Days              : 0
Hours             : 0
Minutes           : 18
Seconds           : 21
Milliseconds      : 674
Ticks             : 11016740655
TotalDays         : 0.0127508572395833
TotalHours        : 0.30602057375
TotalMinutes      : 18.361234425
TotalSeconds      : 1101.6740655
TotalMilliseconds : 1101674.0655

Measure-Command { tar -cf part1.tar "C:\tmp\PR2" }
tar.exe: Removing leading drive letter from member names

Days              : 0
Hours             : 0
Minutes           : 14
Seconds           : 26
Milliseconds      : 185
Ticks             : 8661856156
TotalDays         : 0.0100252964768519
TotalHours        : 0.240607115444444
TotalMinutes      : 14.4364269266667
TotalSeconds      : 866.1856156
TotalMilliseconds : 866185.6156

Measure-Command { robocopy /MT /E /COMPRESS "C:\tmp\" "\\rekskuNAS\home\4150\source leaks\Samsung\" part1.tar }

Days              : 0
Hours             : 1
Minutes           : 9
Seconds           : 27
Milliseconds      : 926
Ticks             : 41679260806
TotalDays         : 0.0482398851921296
TotalHours        : 1.15775724461111
TotalMinutes      : 69.4654346766667
TotalSeconds      : 4167.9260806
TotalMilliseconds : 4167926.0806

And on the NAS side:

time tar --warning=no-unknown-keyword -xf part1.tar

real    78m46.011s
user    0m51.103s
sys     20m8.847s

Benchmark results

Option Time in minutes
Download, extract and upload 188 minutes
Extract streaming 558 minutes
Extract remotely 179 minutes
Download, extract, archive, upload and extract 194 minutes

I have to admit the results surprised me.
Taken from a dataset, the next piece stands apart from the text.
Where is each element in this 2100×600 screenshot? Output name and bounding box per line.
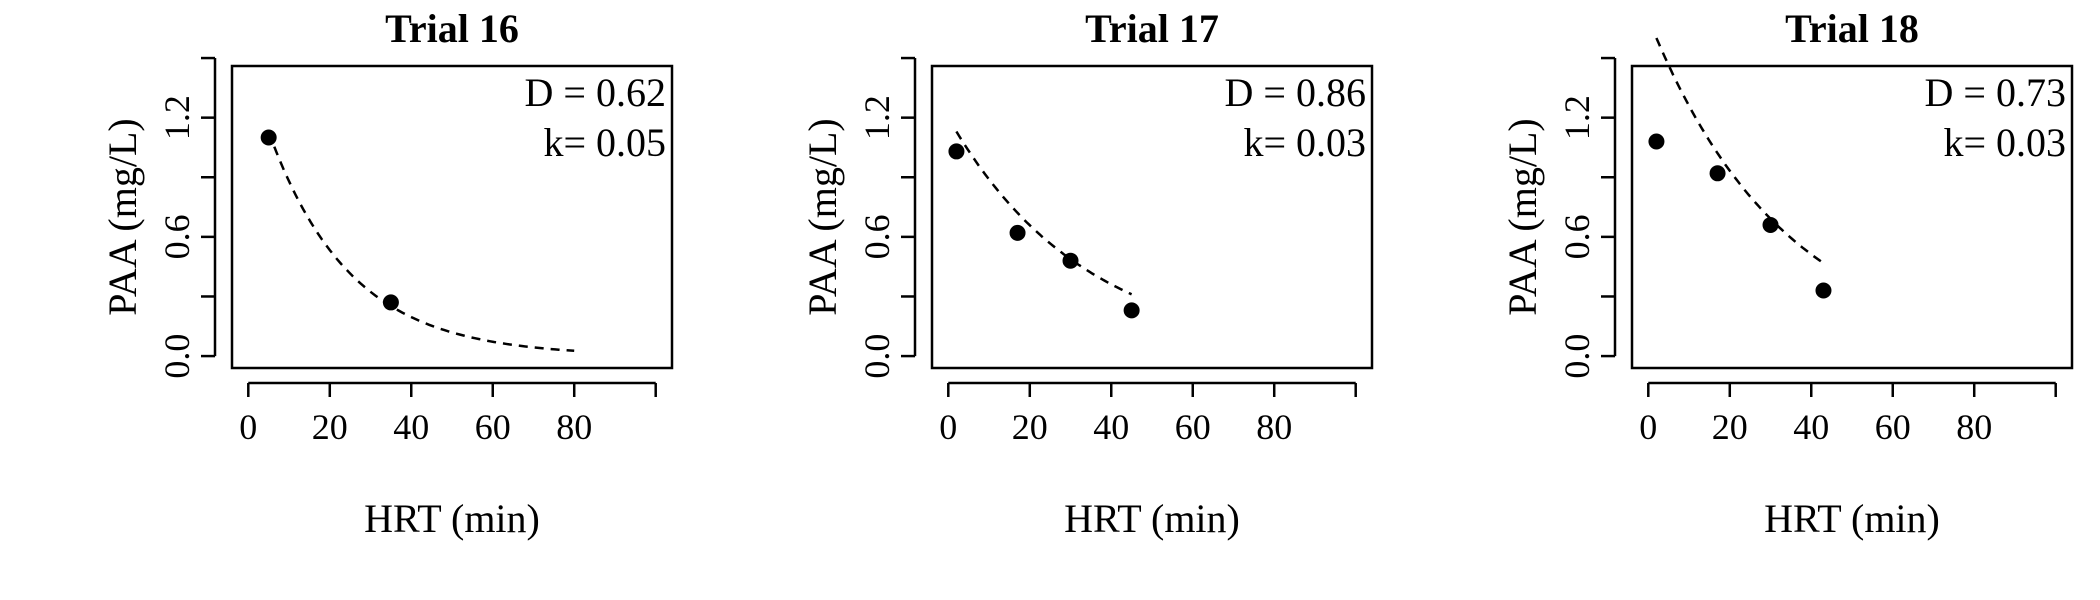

I expected the last option to be faster by quite a bit, as it performs the computational parts on a strong machine but the overhead of data movement, network and disk, made any improvement negigble.

Note that the option that relied on the least amount of data movement won. Not by a lot but by enough to be note worthy.

In the interests of continuing this benchmark, I compared two additional large archives one weighing 32GB and another one of 73GB. However, these archives were not compressed, only packed together. This results in the following runtimes (all numbers in minutes)

Size Time
90GB 192
32GB 9
73GB 22

Note that with these runtimes it’s clear that just downloading and uploading the data would be a waste of time. Clearly if it’s not computationally heavy, the data transfer costs dominate. I also ran into technical issues that complicated trying option 4 “Download, extract, archive, upload and extract” on these files.